И временами казалось даже, что я больше не буду скулить. Я больше не выклянчивал, как раньше, ошметков все-путемности. Я приказал себе терпеть и ждать: ведь я наконец-то подошел близко к тому, где хотел быть. Я боролся за это – и вот почти достиг цели.
Сильно позже явился Руб и, как всегда, завалился на кровать.
Прямо в ботинках.
В полурасстегнутой рубахе.
Он принес с собой легкий запашок пива, табака и своего всегдашнего дешевого одеколона, который ему и нужен-то не был, потому что девчонки и так на него вешались.
Громкое дыхание.
Улыбка во сне.
Это был типичный Руб.

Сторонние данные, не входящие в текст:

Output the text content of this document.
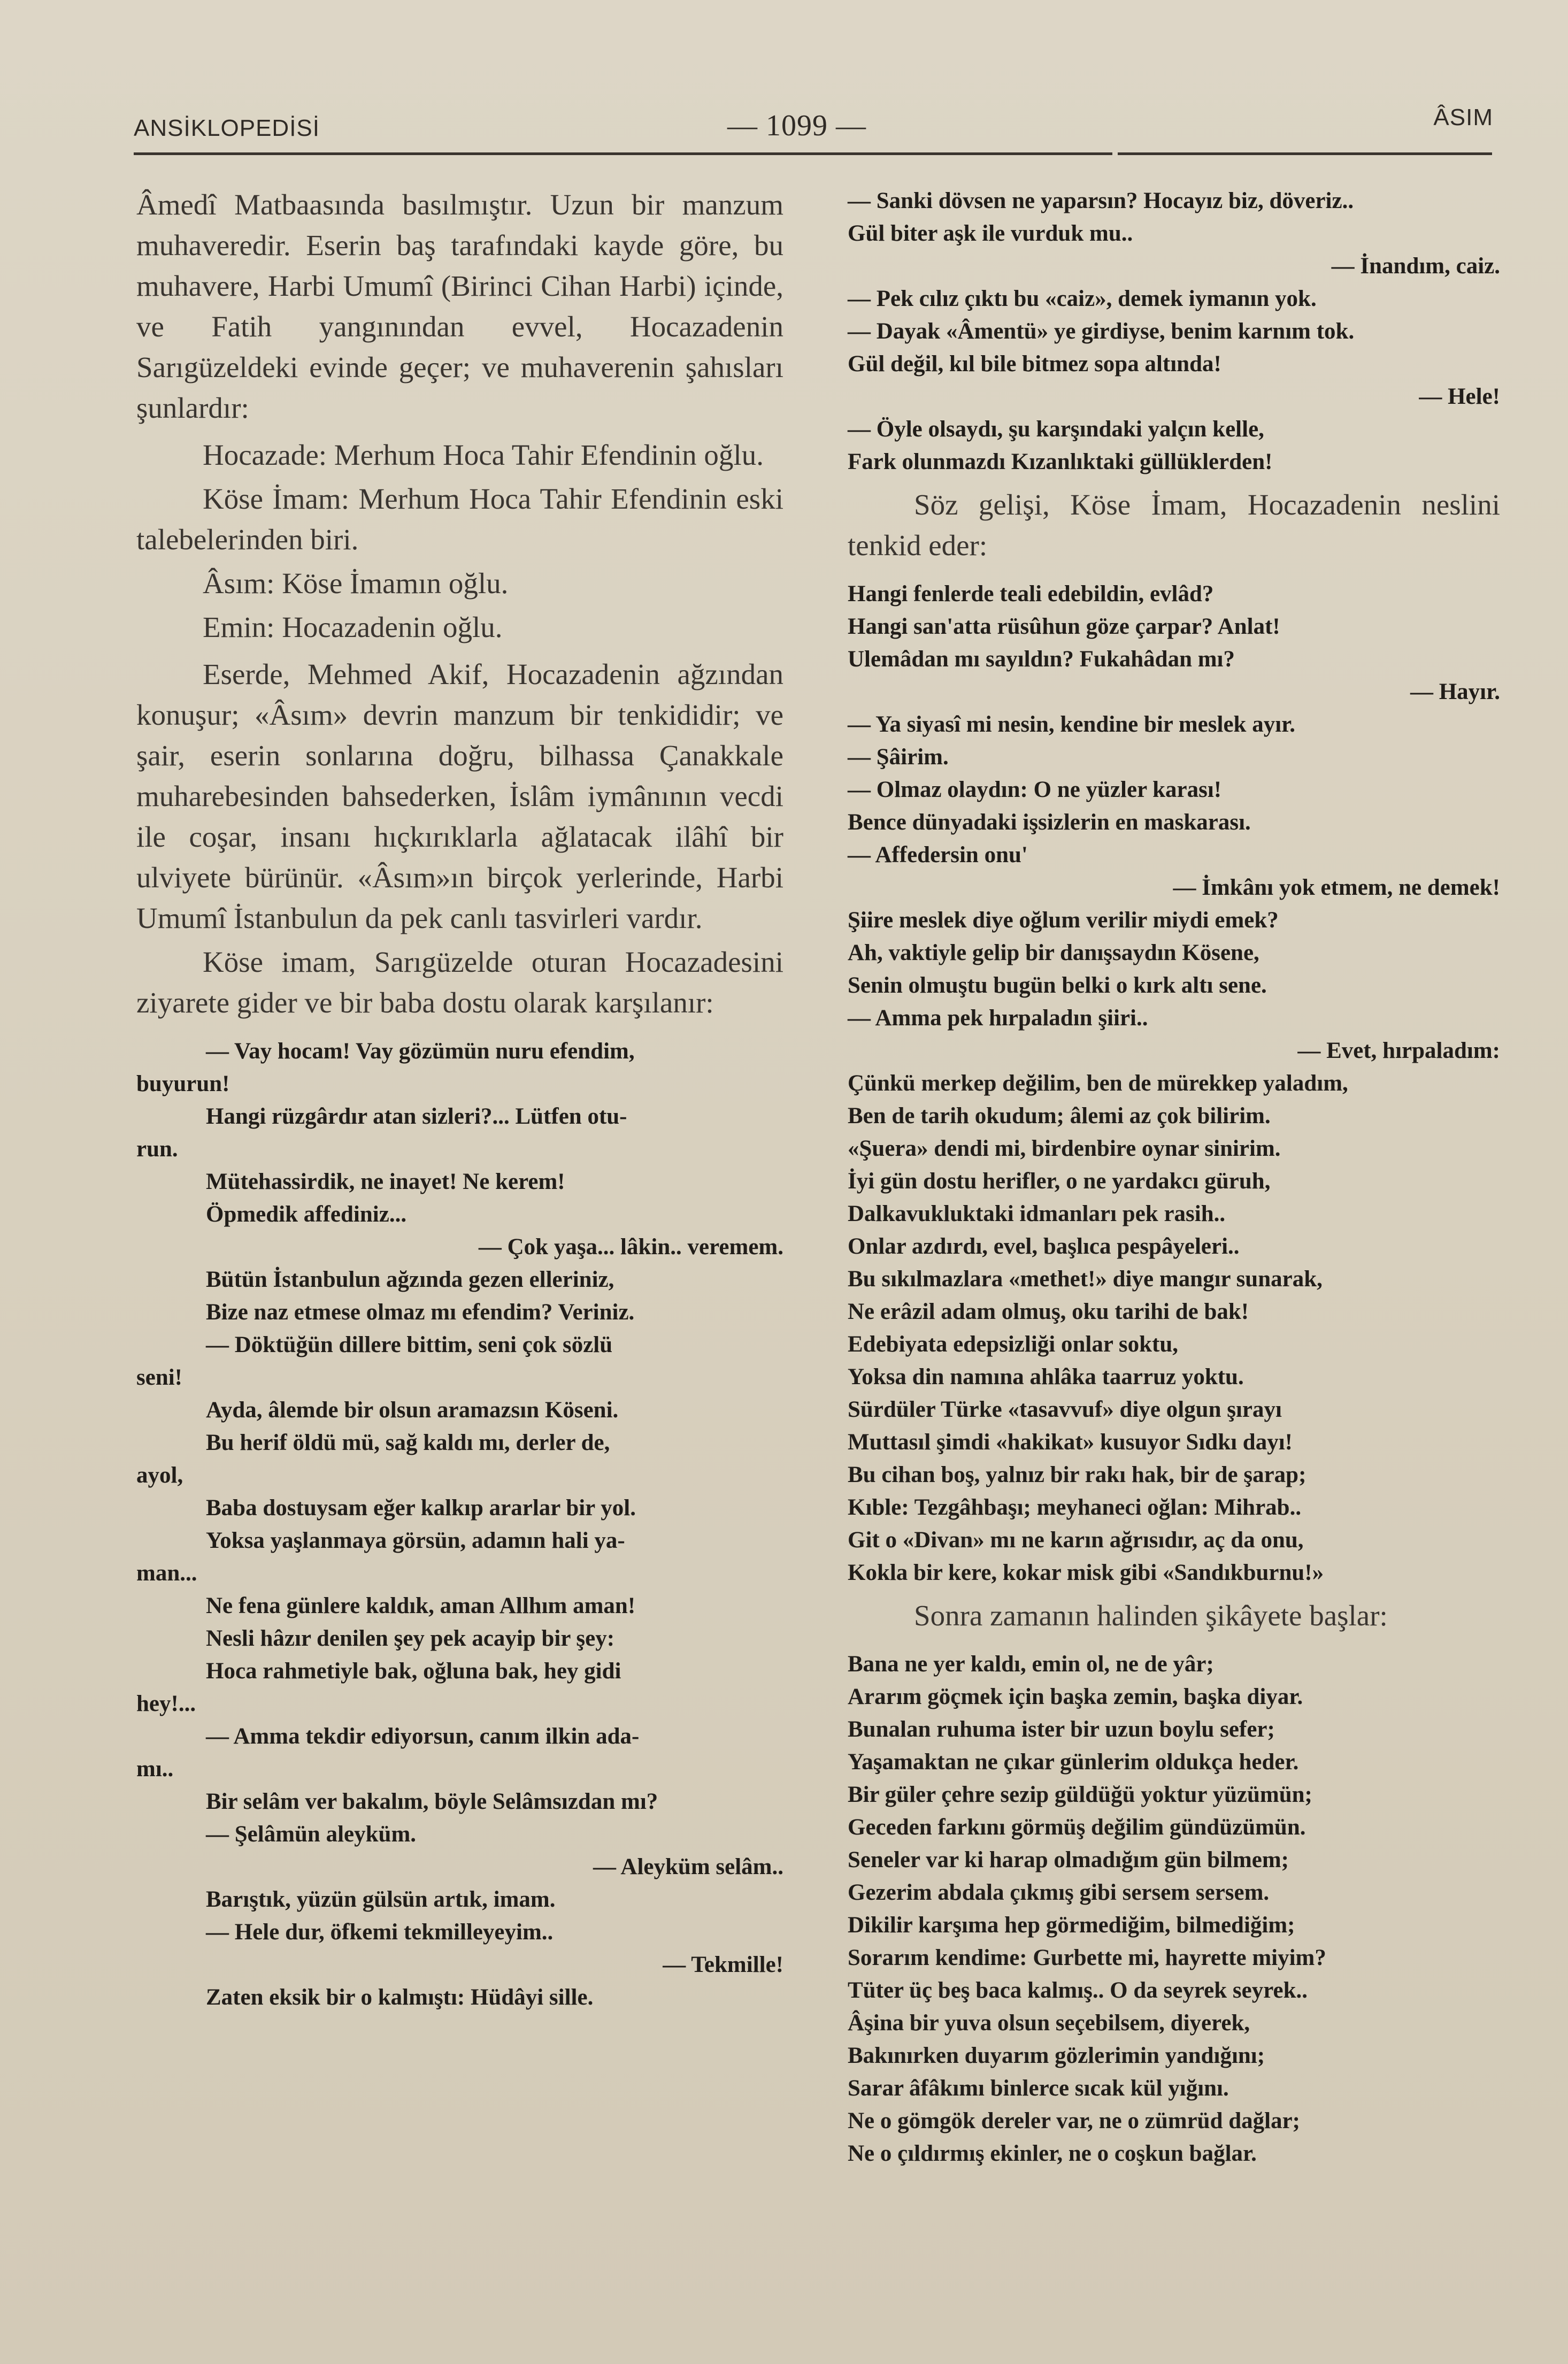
ANSİKLOPEDİSİ	— 1099 —	ÂSIM

Âmedî Matbaasında basılmıştır. Uzun bir manzum muhaveredir. Eserin baş tarafındaki kayde göre, bu muhavere, Harbi Umumî (Birinci Cihan Harbi) içinde, ve Fatih yangınından evvel, Hocazadenin Sarıgüzeldeki evinde geçer; ve muhaverenin şahısları şunlardır:

Hocazade: Merhum Hoca Tahir Efendinin oğlu.

Köse İmam: Merhum Hoca Tahir Efendinin eski talebelerinden biri.

Âsım: Köse İmamın oğlu.

Emin: Hocazadenin oğlu.

Eserde, Mehmed Akif, Hocazadenin ağzından konuşur; «Âsım» devrin manzum bir tenkididir; ve şair, eserin sonlarına doğru, bilhassa Çanakkale muharebesinden bahsederken, İslâm iymânının vecdi ile coşar, insanı hıçkırıklarla ağlatacak ilâhî bir ulviyete bürünür. «Âsım»ın birçok yerlerinde, Harbi Umumî İstanbulun da pek canlı tasvirleri vardır.

Köse imam, Sarıgüzelde oturan Hocazadesini ziyarete gider ve bir baba dostu olarak karşılanır:

— Vay hocam! Vay gözümün nuru efendim,
buyurun!
Hangi rüzgârdır atan sizleri?... Lütfen otu-
run.
Mütehassirdik, ne inayet! Ne kerem!
Öpmedik affediniz...
— Çok yaşa... lâkin.. veremem.
Bütün İstanbulun ağzında gezen elleriniz,
Bize naz etmese olmaz mı efendim? Veriniz.
— Döktüğün dillere bittim, seni çok sözlü
seni!
Ayda, âlemde bir olsun aramazsın Köseni.
Bu herif öldü mü, sağ kaldı mı, derler de,
ayol,
Baba dostuysam eğer kalkıp ararlar bir yol.
Yoksa yaşlanmaya görsün, adamın hali ya-
man...
Ne fena günlere kaldık, aman Allhım aman!
Nesli hâzır denilen şey pek acayip bir şey:
Hoca rahmetiyle bak, oğluna bak, hey gidi
hey!...
— Amma tekdir ediyorsun, canım ilkin ada-
mı..
Bir selâm ver bakalım, böyle Selâmsızdan mı?
— Şelâmün aleyküm.
— Aleyküm selâm..
Barıştık, yüzün gülsün artık, imam.
— Hele dur, öfkemi tekmilleyeyim..
— Tekmille!
Zaten eksik bir o kalmıştı: Hüdâyi sille.
— Sanki dövsen ne yaparsın? Hocayız biz, döveriz..
Gül biter aşk ile vurduk mu..
— İnandım, caiz.
— Pek cılız çıktı bu «caiz», demek iymanın yok.
— Dayak «Âmentü» ye girdiyse, benim karnım tok.
Gül değil, kıl bile bitmez sopa altında!
— Hele!
— Öyle olsaydı, şu karşındaki yalçın kelle,
Fark olunmazdı Kızanlıktaki güllüklerden!

Söz gelişi, Köse İmam, Hocazadenin neslini tenkid eder:

Hangi fenlerde teali edebildin, evlâd?
Hangi san'atta rüsûhun göze çarpar? Anlat!
Ulemâdan mı sayıldın? Fukahâdan mı?
— Hayır.
— Ya siyasî mi nesin, kendine bir meslek ayır.
— Şâirim.
— Olmaz olaydın: O ne yüzler karası!
Bence dünyadaki işsizlerin en maskarası.
— Affedersin onu'
— İmkânı yok etmem, ne demek!
Şiire meslek diye oğlum verilir miydi emek?
Ah, vaktiyle gelip bir danışsaydın Kösene,
Senin olmuştu bugün belki o kırk altı sene.
— Amma pek hırpaladın şiiri..
— Evet, hırpaladım:
Çünkü merkep değilim, ben de mürekkep yaladım,
Ben de tarih okudum; âlemi az çok bilirim.
«Şuera» dendi mi, birdenbire oynar sinirim.
İyi gün dostu herifler, o ne yardakcı güruh,
Dalkavukluktaki idmanları pek rasih..
Onlar azdırdı, evel, başlıca pespâyeleri..
Bu sıkılmazlara «methet!» diye mangır sunarak,
Ne erâzil adam olmuş, oku tarihi de bak!
Edebiyata edepsizliği onlar soktu,
Yoksa din namına ahlâka taarruz yoktu.
Sürdüler Türke «tasavvuf» diye olgun şırayı
Muttasıl şimdi «hakikat» kusuyor Sıdkı dayı!
Bu cihan boş, yalnız bir rakı hak, bir de şarap;
Kıble: Tezgâhbaşı; meyhaneci oğlan: Mihrab..
Git o «Divan» mı ne karın ağrısıdır, aç da onu,
Kokla bir kere, kokar misk gibi «Sandıkburnu!»

Sonra zamanın halinden şikâyete başlar:

Bana ne yer kaldı, emin ol, ne de yâr;
Ararım göçmek için başka zemin, başka diyar.
Bunalan ruhuma ister bir uzun boylu sefer;
Yaşamaktan ne çıkar günlerim oldukça heder.
Bir güler çehre sezip güldüğü yoktur yüzümün;
Geceden farkını görmüş değilim gündüzümün.
Seneler var ki harap olmadığım gün bilmem;
Gezerim abdala çıkmış gibi sersem sersem.
Dikilir karşıma hep görmediğim, bilmediğim;
Sorarım kendime: Gurbette mi, hayrette miyim?
Tüter üç beş baca kalmış.. O da seyrek seyrek..
Âşina bir yuva olsun seçebilsem, diyerek,
Bakınırken duyarım gözlerimin yandığını;
Sarar âfâkımı binlerce sıcak kül yığını.
Ne o gömgök dereler var, ne o zümrüd dağlar;
Ne o çıldırmış ekinler, ne o coşkun bağlar.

И типичный вечер пятницы.
И еще он оставил свет, так что мне пришлось вставать и выключать.
Мы оба отлично знали, что утром папаня подымет нас еще до зари. Я также знал, что Руб встанет и будет выглядеть помятым и усталым, но все равно будь здоров клево. Он умел, мой братишка, и это меня дико бесило.
Лежа в кровати у противоположной от него стены, я думал, что он скажет, когда узнает про нас с Октавией. В уме я перебрал полный список вариантов, поскольку от Руба можно ждать любой реакции – в зависимости от того, что происходит, что было раньше и что должно произойти дальше. Вот некоторые из вариантов, что пришли мне в голову:
Он даст мне крепкого подзатыльника и скажет: «Ты что себе думаешь, Кэм?» Еще подзатыльник. «Чего затеял с бывшей девушкой брата!» Еще затрещина и еще одна вдогонку, для острастки.
В то же время он мог просто пожать плечами. Без ничего. Без слов, без злобы, без настроения, без улыбки, без смеха.
А мог хлопнуть по спине со словами: «Что ж, Кэм, самое время тебе засучить рукава».
А может он остолбенеет.
Не.
Это уж никак.
Руб не столбенеет никогда.
Если ему не придет на ум никакого комментария, он, скорее всего, уставится на меня и воскликнет:
– Октавия? Че, правда?!
Я кивну.
– Серьезно?!
– Угу.
– Ну так это ж офигенно, вот что!
Все эти ситуации перемешивались в моей голове, пока я медленно проваливался в сон. Сновидения стаскивали все в кучу, пока крепкая рука не разбудила меня, встряхнув в четверть седьмого на следующее утро.
Старик.
Клиффорд Волф.
– Пора вставать, – раздался из темноты его голос, – и эту ленивую скотину разбуди. – Он указал большим пальцем на спящего Руба, но я точно знал, папаша улыбается. У нас с Рубом и папашей «скотина» – это выражение нежности.